De nombreuses difficultés opérationnelles ont de nouveau été signalées, concernant les procédures de remboursement, en particulier l’articulation entre les plateformes AMELI (régime obligatoire) et MGEN (régime complémentaire). A l’UNSA nous avons dénoncé un dispositif complexe, reposant sur des démarches multiples : dépôt initial sur AMELI, attente du remboursement, récupération du décompte, puis transmission à la MGEN. Cette procédure est jugée particulièrement lourde et mal comprise par les agents. À cela s’ajoutent des dysfonctionnements techniques, notamment l’impossibilité d’effectuer des dépôts via l’application mobile MGEN. Nous avons demandé une simplification du dispositif, avec un dépôt unique des documents sur AMELI. Elle a également insisté sur la nécessité de permettre aux agents de suivre leurs démarches de manière lisible. L’administration a indiqué que les procédures sont détaillées sur l’intranet, tout en précisant qu’à titre dérogatoire, les agents n’ayant pas encore créé leur espace AMELI peuvent continuer à utiliser l’ancien espace MGEN.

Nous avons également alerté sur l’épuisement des agents face à ces difficultés, certains se trouvant en situation financière délicate en raison des avances de frais, notamment pour des hospitalisations, et de l’absence de réponses à leurs sollicitations. De plus, les délais de remboursement ont été unanimement jugés excessifs, avec des soins datant de 2025 encore non remboursés à ce jour. Les organisations syndicales demandent la communication urgente d’un calendrier fiable.

Un point spécifique a été consacré aux difficultés structurelles liées au régime obligatoire. Il a été indiqué que l’absence de mécanisme de télétransmission de type NOÉMIE à l’étranger constitue un obstacle majeur. Cette situation résulte notamment de l’absence de codification par la CNAM des flux nécessaires, ainsi que de contraintes réglementaires empêchant le gestionnaire du régime complémentaire d’accéder aux données du régime obligatoire. Une réunion spécifique sera organisée sur ce sujet, la MGEN étant invitée à apporter des réponses.

Enfin, des mesures transitoires ont été évoquées. Les agents n’ayant pas encore créé leur compte AMELI peuvent continuer, à titre exceptionnel, à utiliser les outils MGEN. Pour les situations individuelles complexes, une personne contact dédiée existe au sein de la MGEN, accessible via l’employeur.

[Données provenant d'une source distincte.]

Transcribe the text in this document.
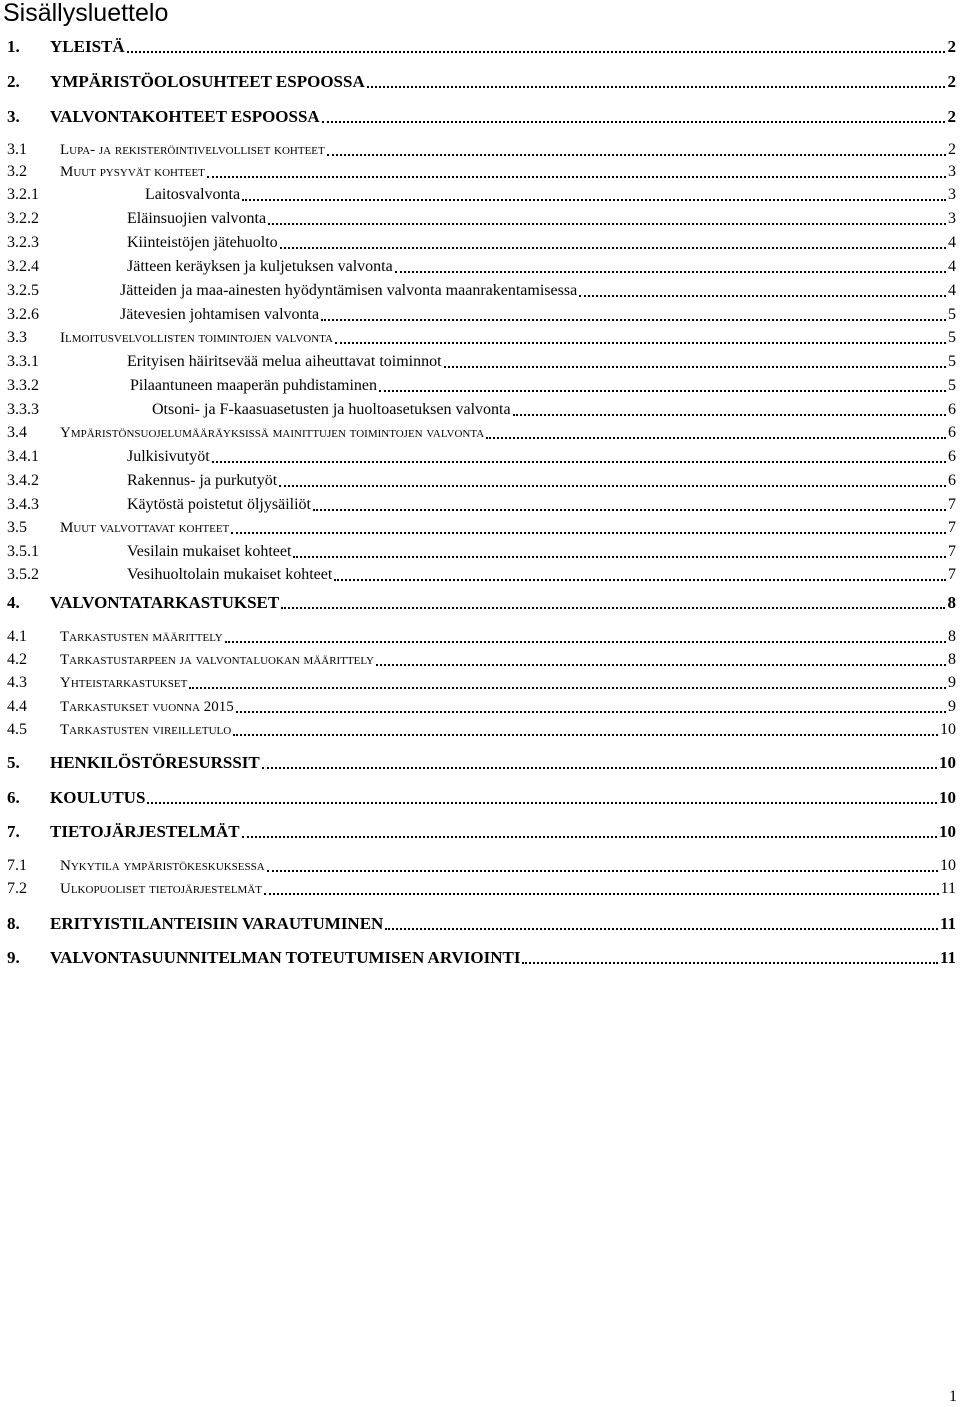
Sisällysluettelo
1. YLEISTÄ	2
2. YMPÄRISTÖOLOSUHTEET ESPOOSSA	2
3. VALVONTAKOHTEET ESPOOSSA	2
3.1 Lupa- ja rekisteröintivelvolliset kohteet	2
3.2 Muut pysyvät kohteet	3
3.2.1	Laitosvalvonta	3
3.2.2	Eläinsuojien valvonta	3
3.2.3	Kiinteistöjen jätehuolto	4
3.2.4	Jätteen keräyksen ja kuljetuksen valvonta	4
3.2.5	Jätteiden ja maa-ainesten hyödyntämisen valvonta maanrakentamisessa	4
3.2.6	Jätevesien johtamisen valvonta	5
3.3 Ilmoitusvelvollisten toimintojen valvonta	5
3.3.1	Erityisen häiritsevää melua aiheuttavat toiminnot	5
3.3.2	Pilaantuneen maaperän puhdistaminen	5
3.3.3	Otsoni- ja F-kaasuasetusten ja huoltoasetuksen valvonta	6
3.4 Ympäristönsuojelumääräyksissä mainittujen toimintojen valvonta	6
3.4.1	Julkisivutyöt	6
3.4.2	Rakennus- ja purkutyöt	6
3.4.3	Käytöstä poistetut öljysäiliöt	7
3.5 Muut valvottavat kohteet	7
3.5.1	Vesilain mukaiset kohteet	7
3.5.2	Vesihuoltolain mukaiset kohteet	7
4. VALVONTATARKASTUKSET	8
4.1 Tarkastusten määrittely	8
4.2 Tarkastustarpeen ja valvontaluokan määrittely	8
4.3 Yhteistarkastukset	9
4.4 Tarkastukset vuonna 2015	9
4.5 Tarkastusten vireilletulo	10
5. HENKILÖSTÖRESURSSIT	10
6. KOULUTUS	10
7. TIETOJÄRJESTELMÄT	10
7.1 Nykytila ympäristökeskuksessa	10
7.2 Ulkopuoliset tietojärjestelmät	11
8. ERITYISTILANTEISIIN VARAUTUMINEN	11
9. VALVONTASUUNNITELMAN TOTEUTUMISEN ARVIOINTI	11
1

Une réunion à venir devra également examiner la possibilité de prolonger, jusqu’au 31 décembre, le dispositif alternatif actuellement en place.

Au regard de l’ensemble de ces éléments, les organisations syndicales sont unanimes pour souligner la nécessité d’une simplification urgente des procédures, d’une amélioration de la communication et d’une sécurisation rapide des remboursements, afin de mettre fin aux difficultés rencontrées par les agents.